THE TREATMENT DECEMBER 3, 2009
Want to feel glum or angry about health care reform? Check out Karen Tumulty's new story in Time, which discovers more instances of Congress weakening cost control behind closed doors.
This example, in particular, caught my attention:
When Obama began his push for reform, he asked Congress to create an independent commission to regulate Medicare costs. Medicare, which spends more than $450 billion a year, is such a huge health care player that any changes it makes can lead the way for reforms in the private market. As originally envisioned, the new agency would essentially take over Congress's current authority to set Medicare payment rates for hospitals, doctors, nursing homes and other health care providers. It would use a process like the military-base-closing commission, whose recommendations automatically go into effect unless Congress votes to block them.
As it turns out, however, lawmakers are reluctant to cede the power to steer extra money to hospitals in their own districts, and the House rejected the commission idea outright. While the Senate bill does contain a version of the commission, it has become weaker at every turn in the process. Under a deal to win hospitals' support for the bill, the Senate Finance Committee agreed they would be exempt from the commission's recommendations at least through 2019; doctors, hospices and medical-equipment suppliers would be beyond its reach entirely. Who is left? Maybe no one. ...
Even more damaging in the view of many reformers is a little-noticed deal that Senate majority leader Harry Reid cut to get the support he needed to bring the bill to the floor of his chamber. The original Finance Committee bill would have triggered the commission's recommendations whenever the rate of increase in Medicare spending outpaced overall economic growth--something that happens almost every year. But the current version would allow it to make recommendations only when Medicare spending per capita grows faster than overall health costs. That almost never occurs. The change in economic measuring sounds technical. In effect, however, it "turns off the commission" before it even begins, says a senior congressional aide.

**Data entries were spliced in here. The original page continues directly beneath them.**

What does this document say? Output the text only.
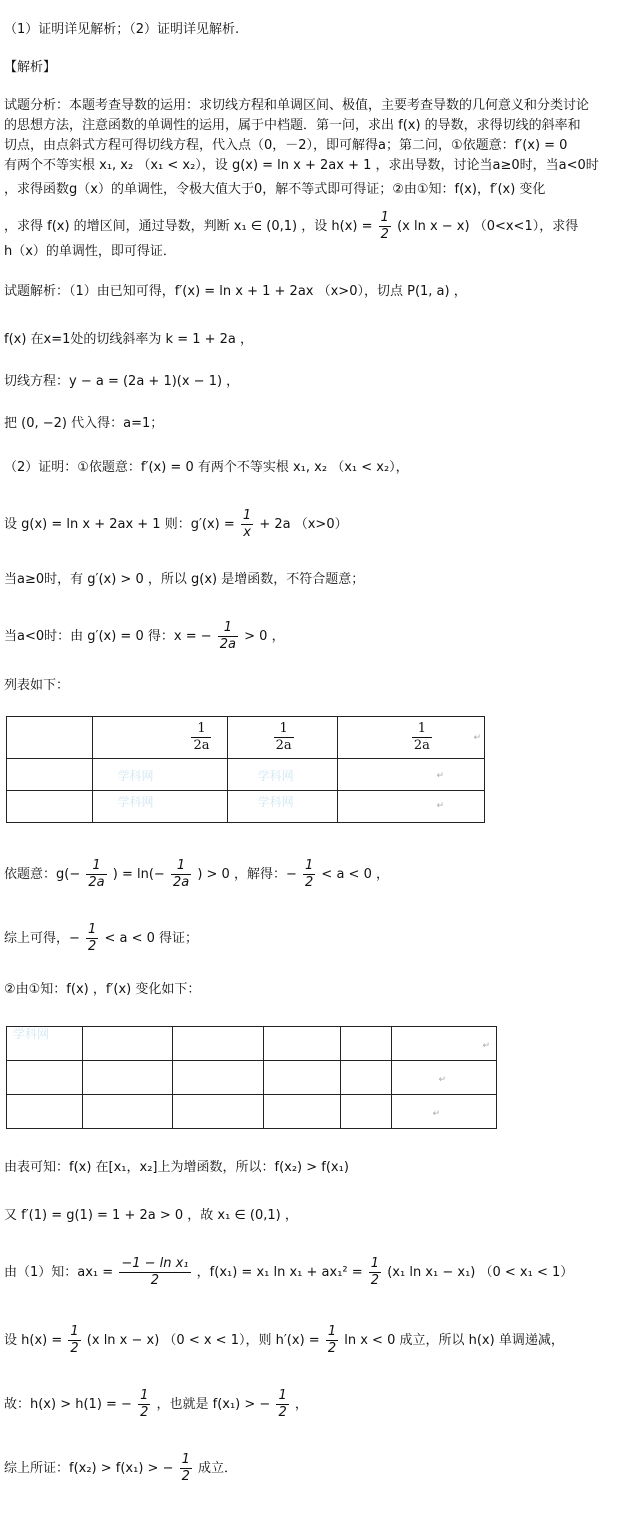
（1）证明详见解析；（2）证明详见解析.
【解析】
试题分析：本题考查导数的运用：求切线方程和单调区间、极值，主要考查导数的几何意义和分类讨论
的思想方法，注意函数的单调性的运用，属于中档题．第一问，求出 f(x) 的导数，求得切线的斜率和
切点，由点斜式方程可得切线方程，代入点（0，－2），即可解得a；第二问，①依题意：f′(x) = 0
有两个不等实根 x₁, x₂ （x₁ < x₂），设 g(x) = ln x + 2ax + 1 ，求出导数，讨论当a≥0时，当a<0时
，求得函数g（x）的单调性，令极大值大于0，解不等式即可得证；②由①知：f(x)，f′(x) 变化
，求得 f(x) 的增区间，通过导数，判断 x₁ ∈ (0,1) ，设 $h(x) = \frac{1}{2} (x$ ln x − x) （0<x<1），求得
h（x）的单调性，即可得证．
试题解析：（1）由已知可得，f′(x) = ln x + 1 + 2ax （x>0），切点 P(1, a) ，
f(x) 在x=1处的切线斜率为 k = 1 + 2a ，
切线方程：y − a = (2a + 1)(x − 1) ，
把 (0, −2) 代入得：a=1；
（2）证明：①依题意：f′(x) = 0 有两个不等实根 x₁, x₂ （x₁ < x₂），
设 g(x) = ln x + 2ax + 1 则：$g'(x) = \frac{1}{x} + 2a$ （x>0）
当a≥0时，有 g′(x) > 0 ，所以 g(x) 是增函数，不符合题意；
当a<0时：由 g′(x) = 0 得：x = − $\frac{1}{2a} > 0$ ，
列表如下：

	$\frac{1}{2a}$	$\frac{1}{2a}$	$\frac{1}{2a}$ ↵

	学科网	学科网	↵

	学科网	学科网	↵
依题意：$g(- \frac{1}{2a}$ ) = $\ln(- \frac{1}{2a}$ ) > 0 ，解得：− $\frac{1}{2} < a < 0$ ，
综上可得，− $\frac{1}{2} < a < 0$ 得证；
②由①知：f(x) ，f′(x) 变化如下：
学科网					↵

					↵

					↵
由表可知：f(x) 在[x₁，x₂]上为增函数，所以：f(x₂) > f(x₁)
又 f′(1) = g(1) = 1 + 2a > 0 ，故 x₁ ∈ (0,1) ，
由（1）知：$ax_1 = \frac{\text{−1 − ln x₁}}{2}$ ，f(x₁) = x₁ $\ln x_1 + ax_1^2 = \frac{1}{2} (x_1$ ln x₁ − x₁) （0 < x₁ < 1）
设 $h(x) = \frac{1}{2} (x$ ln x − x) （0 < x < 1），则 $h'(x) = \frac{1}{2}$ ln x < 0 成立，所以 h(x) 单调递减，
故：h(x) > h(1) = − $\frac{1}{2}$ ，也就是 f(x₁) > − $\frac{1}{2}$ ，
综上所证：f(x₂) > f(x₁) > − $\frac{1}{2}$ 成立．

Several sources say Reid made the change in part at the pleading of former Congresswoman Barbara Kennelly, who runs the National Committee to Preserve Social Security & Medicare, a powerful senior-citizens advocacy group. "We don't think there ought to be a commission at all — period," says Maria Freese, the organization's director of government relations. "This is not supposed to be a bill that shrinks Medicare." Administration officials are working to get the teeth restored to the commission idea — "We've got to have it," says an official — but that will be a huge challenge. The White House will need to find 60 Senate votes to reinsert the provision and faces another big battle when the bill reaches a conference committee with the House.
This doesn't really affect projections of whether health reform pays for itself in the next ten years. The Congressional Budget Office estimates, which suggest reform is revenue neutral, take into account the weakening of the Medicare Commission. (That's one reason CBO doesn't credit the commission with producing much in the way of savings.)
But these sorts of changes do make it more doubtful that health reform will meaningfully "bend the curve"--that is, slow the rise in medical spending--over the long term. And less curve bending means less help on everybody's premiums.
The president has indicated (through his advisers) that he wants to fix this. So has Senator Jay Rockefeller, who sponsored this idea in the Senate and has said he will be on the House-Senate Conference Committee hammering out a final deal. (Senate leadership has refused to comment on that.) Those are two powerful voices. But given the powerful lobbying muscle against meaningful cost control, they may not be powerful enough.